Frustration Defined

researchI have this novel I’m working on. It’s got everything. Romance and heartache. Killing and maiming. World travel and backyard discoveries. Sunshine, rainbows, and, of course, the apocalypse.

It’s been twitching and ticking, whispering and screaming, in the back of my mind for a few years. It’s the muse’s go-to-girl for random thoughts.

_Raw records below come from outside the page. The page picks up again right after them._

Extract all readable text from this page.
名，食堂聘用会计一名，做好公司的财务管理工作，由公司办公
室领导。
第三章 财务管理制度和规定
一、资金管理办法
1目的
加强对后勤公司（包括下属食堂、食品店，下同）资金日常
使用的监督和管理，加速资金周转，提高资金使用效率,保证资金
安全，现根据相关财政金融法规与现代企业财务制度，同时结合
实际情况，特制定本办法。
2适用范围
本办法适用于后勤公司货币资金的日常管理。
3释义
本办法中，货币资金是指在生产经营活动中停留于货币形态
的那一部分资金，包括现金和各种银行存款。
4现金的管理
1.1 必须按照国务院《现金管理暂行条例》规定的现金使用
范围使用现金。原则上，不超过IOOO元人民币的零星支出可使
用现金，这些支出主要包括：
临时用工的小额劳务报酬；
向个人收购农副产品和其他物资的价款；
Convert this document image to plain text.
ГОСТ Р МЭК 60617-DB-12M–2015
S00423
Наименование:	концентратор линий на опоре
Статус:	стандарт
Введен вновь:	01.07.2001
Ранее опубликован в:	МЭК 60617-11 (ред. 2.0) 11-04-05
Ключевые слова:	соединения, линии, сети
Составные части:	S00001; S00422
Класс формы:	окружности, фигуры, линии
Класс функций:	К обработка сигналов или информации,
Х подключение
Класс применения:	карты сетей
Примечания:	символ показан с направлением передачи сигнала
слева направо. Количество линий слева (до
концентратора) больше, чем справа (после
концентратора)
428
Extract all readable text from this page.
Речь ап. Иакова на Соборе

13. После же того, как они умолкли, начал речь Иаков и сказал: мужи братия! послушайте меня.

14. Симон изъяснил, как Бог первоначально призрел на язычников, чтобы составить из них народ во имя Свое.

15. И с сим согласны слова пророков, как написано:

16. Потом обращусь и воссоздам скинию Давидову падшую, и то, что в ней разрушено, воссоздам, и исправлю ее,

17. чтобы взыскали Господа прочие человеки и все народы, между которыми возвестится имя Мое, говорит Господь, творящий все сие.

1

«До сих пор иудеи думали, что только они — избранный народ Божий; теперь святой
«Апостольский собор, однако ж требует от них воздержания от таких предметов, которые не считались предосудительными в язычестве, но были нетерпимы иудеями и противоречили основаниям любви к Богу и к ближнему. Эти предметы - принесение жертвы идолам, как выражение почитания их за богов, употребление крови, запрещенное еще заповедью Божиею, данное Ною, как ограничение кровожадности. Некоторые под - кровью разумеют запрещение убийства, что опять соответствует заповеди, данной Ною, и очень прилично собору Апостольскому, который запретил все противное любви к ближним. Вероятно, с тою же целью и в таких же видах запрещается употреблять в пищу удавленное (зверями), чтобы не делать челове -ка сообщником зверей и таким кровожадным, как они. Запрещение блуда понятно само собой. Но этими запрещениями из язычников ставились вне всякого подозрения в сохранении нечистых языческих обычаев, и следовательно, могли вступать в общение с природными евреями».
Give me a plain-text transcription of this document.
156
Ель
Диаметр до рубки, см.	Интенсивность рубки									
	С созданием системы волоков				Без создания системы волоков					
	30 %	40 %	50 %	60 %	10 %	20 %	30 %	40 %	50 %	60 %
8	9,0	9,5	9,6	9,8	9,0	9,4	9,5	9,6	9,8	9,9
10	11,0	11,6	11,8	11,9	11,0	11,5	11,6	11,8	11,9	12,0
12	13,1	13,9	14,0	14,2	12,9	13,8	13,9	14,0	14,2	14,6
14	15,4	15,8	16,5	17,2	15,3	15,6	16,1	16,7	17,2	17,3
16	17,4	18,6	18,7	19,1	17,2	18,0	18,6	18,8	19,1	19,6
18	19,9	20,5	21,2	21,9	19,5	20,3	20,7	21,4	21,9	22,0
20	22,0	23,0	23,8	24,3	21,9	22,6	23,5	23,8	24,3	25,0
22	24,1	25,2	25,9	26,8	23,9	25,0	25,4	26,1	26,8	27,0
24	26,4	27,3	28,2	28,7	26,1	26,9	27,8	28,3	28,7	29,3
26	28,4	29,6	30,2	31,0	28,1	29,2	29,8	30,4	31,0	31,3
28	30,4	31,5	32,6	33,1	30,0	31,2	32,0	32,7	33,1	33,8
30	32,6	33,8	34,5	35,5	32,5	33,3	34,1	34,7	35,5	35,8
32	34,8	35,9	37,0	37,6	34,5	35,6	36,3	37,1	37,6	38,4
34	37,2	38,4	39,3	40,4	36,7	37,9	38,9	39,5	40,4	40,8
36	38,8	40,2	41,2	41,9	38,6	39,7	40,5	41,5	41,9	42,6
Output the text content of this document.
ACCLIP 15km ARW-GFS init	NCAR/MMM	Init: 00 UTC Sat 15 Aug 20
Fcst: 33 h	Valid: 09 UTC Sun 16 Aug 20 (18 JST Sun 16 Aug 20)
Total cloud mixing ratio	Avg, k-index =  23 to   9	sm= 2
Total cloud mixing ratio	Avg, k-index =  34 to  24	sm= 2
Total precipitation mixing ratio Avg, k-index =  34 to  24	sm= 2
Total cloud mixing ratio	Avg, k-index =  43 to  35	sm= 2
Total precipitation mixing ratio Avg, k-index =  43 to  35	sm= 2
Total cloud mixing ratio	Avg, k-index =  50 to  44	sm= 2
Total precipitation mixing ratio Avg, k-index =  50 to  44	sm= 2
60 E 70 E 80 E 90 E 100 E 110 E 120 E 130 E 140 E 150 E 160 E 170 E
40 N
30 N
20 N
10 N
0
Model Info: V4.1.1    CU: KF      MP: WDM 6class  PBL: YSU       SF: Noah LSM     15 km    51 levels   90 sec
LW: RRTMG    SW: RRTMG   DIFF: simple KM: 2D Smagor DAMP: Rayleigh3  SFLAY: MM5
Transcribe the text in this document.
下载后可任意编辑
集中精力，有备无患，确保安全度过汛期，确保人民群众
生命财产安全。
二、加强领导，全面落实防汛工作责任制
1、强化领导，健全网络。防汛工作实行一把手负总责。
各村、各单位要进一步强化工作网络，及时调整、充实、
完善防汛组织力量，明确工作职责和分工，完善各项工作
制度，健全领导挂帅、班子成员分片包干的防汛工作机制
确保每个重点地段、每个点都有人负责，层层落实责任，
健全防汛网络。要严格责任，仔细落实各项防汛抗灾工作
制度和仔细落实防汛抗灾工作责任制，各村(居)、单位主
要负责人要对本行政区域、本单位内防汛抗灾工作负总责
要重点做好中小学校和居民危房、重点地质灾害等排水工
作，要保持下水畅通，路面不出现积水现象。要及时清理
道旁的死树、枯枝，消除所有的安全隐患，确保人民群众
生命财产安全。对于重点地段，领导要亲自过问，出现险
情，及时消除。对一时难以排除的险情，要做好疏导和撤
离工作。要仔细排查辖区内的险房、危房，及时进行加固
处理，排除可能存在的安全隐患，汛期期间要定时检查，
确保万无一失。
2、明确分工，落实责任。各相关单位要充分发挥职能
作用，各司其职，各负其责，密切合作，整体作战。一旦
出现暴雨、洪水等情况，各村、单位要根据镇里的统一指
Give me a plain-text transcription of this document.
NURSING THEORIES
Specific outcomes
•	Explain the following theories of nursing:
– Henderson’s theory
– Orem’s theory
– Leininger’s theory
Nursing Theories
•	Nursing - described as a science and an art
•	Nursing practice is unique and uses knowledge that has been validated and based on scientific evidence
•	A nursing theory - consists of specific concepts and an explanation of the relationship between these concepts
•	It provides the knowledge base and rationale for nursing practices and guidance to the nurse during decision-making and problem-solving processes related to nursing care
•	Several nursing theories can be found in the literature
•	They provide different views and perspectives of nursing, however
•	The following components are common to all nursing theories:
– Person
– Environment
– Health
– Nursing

I asked for several books for Christmas that were research for this novel. The shiny new books are now chock full of yellow and blue flags poking out to mark pages, passages and other useful tidbits. I have 2 separate notebooks of joy going, with little scribbles and big plot points. The margins are full of chewy goodness and scattered throughout is a free verse style outline that weaves and winds like the marginals in my old Mad magazines.

And I can’t write it.

The definition of frustration for a writer? Realizing that something isn’t done cooking. Realizing that even though you think about it all day, there are gaping holes and plot problems and far too much to unfuck later to allow you to start just writing it now.

I hate this.

I must tuck it back into my brain, keep doing research, keep doodling in the notepads, and get cracking on the other novel. You know—the one that has to be done in three months, but doesn’t have the fire behind it that this one does. But it will. Because it’s what writers do. Because I know now. And as soon as the frustration wears off the stubborn will kick in, and I’ll write this one while the other continues to cook on low heat in the brain pan.

Frustration.

Yeah. I hate it but it’s time to get over it… Writers write. They don’t think about writing. They don’t talk about writing. They write. So while I’m thinking about other crap and taking notes and working on the forward motion novel, I think I’ll also accept that life is insane. It’s going to be that way for the foreseeable future… or at least until the youngest leaves for college—in TWELVE more years! So I’d better figure out how to work with the crazy. Schedule around sometimes seven. And block out the voices in my head whispering about other books, and voices outside my head crying about the remote or a video game or what they don’t want for dinner, and just write… something other than a flipping blog!

0 Responses to Frustration Defined

  • Dickie says:

    SHUDDUP AND WRITE!

    ;)

  • wolfnoma says:

    Get CRACK-A-LACKIN ON THIS!! I NEED TO POST SNARKY COMMENTS ON IMPROPER COMMA USAGE!!! MY OXFORD COMMA USAGE BOOK IS GETTING DUSTY AS I TYPE THIS!

  • Kelli says:

    from email, worth sharing:

    Life is what happens, while you are planning other stuff.
    And happiness is a mode of travel–so you figured that out.
    Now learn to trust they (your life and happiness) will be there and write the damn book.